- - The Federal Reserve Bank of St. Louis published a piece showing that the "jobless recoveries" of the past 2 recessions is due to the process of job polarization: increased demand for high skilled (high-wage) workers and low skill (low-wage) workers with declining opportunities for middle-skill workers.
job polarization is not a gradual process, but rather a phenomenon characterized by job loss in routine occupations during economic downturns. Second, jobless recoveries are due to job polarization.
- - This week we saw rising interest rates and declining equity values in emerging economies with persistently high current account deficits. Recall that a current account deficit necessitates that foreign investment makes up the disparity between production and consumption. Foreign Policy does a great job of breaking down the dynamics between flow of funds, prices appreciation, inflation, and economic growth if you need a little catch up.
- - If you haven't been paying attention to the repo market recently, pick up a newspaper.

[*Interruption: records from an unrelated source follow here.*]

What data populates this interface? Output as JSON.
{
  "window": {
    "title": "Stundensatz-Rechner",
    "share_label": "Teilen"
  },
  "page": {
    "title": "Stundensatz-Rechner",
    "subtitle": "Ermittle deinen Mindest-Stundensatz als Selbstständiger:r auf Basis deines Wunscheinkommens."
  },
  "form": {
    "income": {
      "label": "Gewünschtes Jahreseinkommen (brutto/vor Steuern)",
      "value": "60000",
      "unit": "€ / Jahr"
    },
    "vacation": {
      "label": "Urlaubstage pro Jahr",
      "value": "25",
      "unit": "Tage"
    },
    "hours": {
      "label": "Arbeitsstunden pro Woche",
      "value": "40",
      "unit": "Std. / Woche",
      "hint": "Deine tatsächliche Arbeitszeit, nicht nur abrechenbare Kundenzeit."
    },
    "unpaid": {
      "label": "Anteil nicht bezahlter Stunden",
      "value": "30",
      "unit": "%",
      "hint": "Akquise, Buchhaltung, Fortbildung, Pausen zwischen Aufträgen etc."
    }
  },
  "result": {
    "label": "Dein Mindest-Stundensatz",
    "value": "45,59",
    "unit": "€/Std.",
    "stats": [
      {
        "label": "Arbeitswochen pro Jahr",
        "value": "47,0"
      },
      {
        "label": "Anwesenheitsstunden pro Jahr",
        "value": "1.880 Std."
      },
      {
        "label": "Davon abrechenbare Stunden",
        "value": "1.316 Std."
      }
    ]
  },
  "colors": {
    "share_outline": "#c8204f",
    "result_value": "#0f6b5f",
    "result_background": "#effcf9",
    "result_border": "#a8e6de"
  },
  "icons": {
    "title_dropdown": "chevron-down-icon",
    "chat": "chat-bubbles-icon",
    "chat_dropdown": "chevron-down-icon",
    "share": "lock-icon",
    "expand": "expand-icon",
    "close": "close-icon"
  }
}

Repo markets are generally considered the grease of the financial system, so current reductions in reduced liquidity, increased spreads charged by market makers, and regulatory issues deemed to do nothing but exacerbate issues are issues worth tracking.

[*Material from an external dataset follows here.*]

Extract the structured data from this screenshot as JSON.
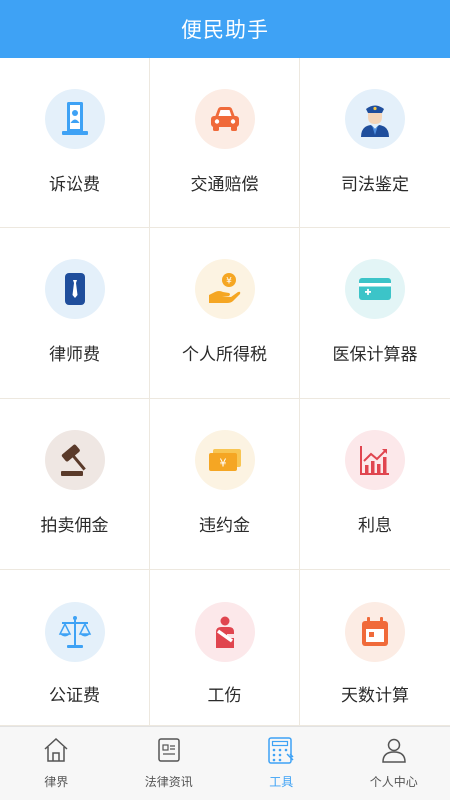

- - A great synopsis of JP Morgan economist Michael Feroli was done by Business Insider that summarizes his salient points of the reduced potential output of the United States. Namely,
- Reduced productivity
- A continued decline in the labor force
Feroli sees real potential output for the United States declining to 1.75% over the next several years.
- - Jan Groen of the New York Federal Reserve developed an interesting methodology to extrapolate historical TIPS yields. As inflation has been closely watched during times of monetary easing and will continue to be closely watched indicator as the Fed winds down its asset purchases -- having a longer history of TIPS break even yields provides far capacity to more effectively test potential long term impacts.
- - Ben Stell & Dina Walker illustrate why the new forward guidance policy of Britian (modeled after the Federal Reserve) was largely and will continue to be ineffective.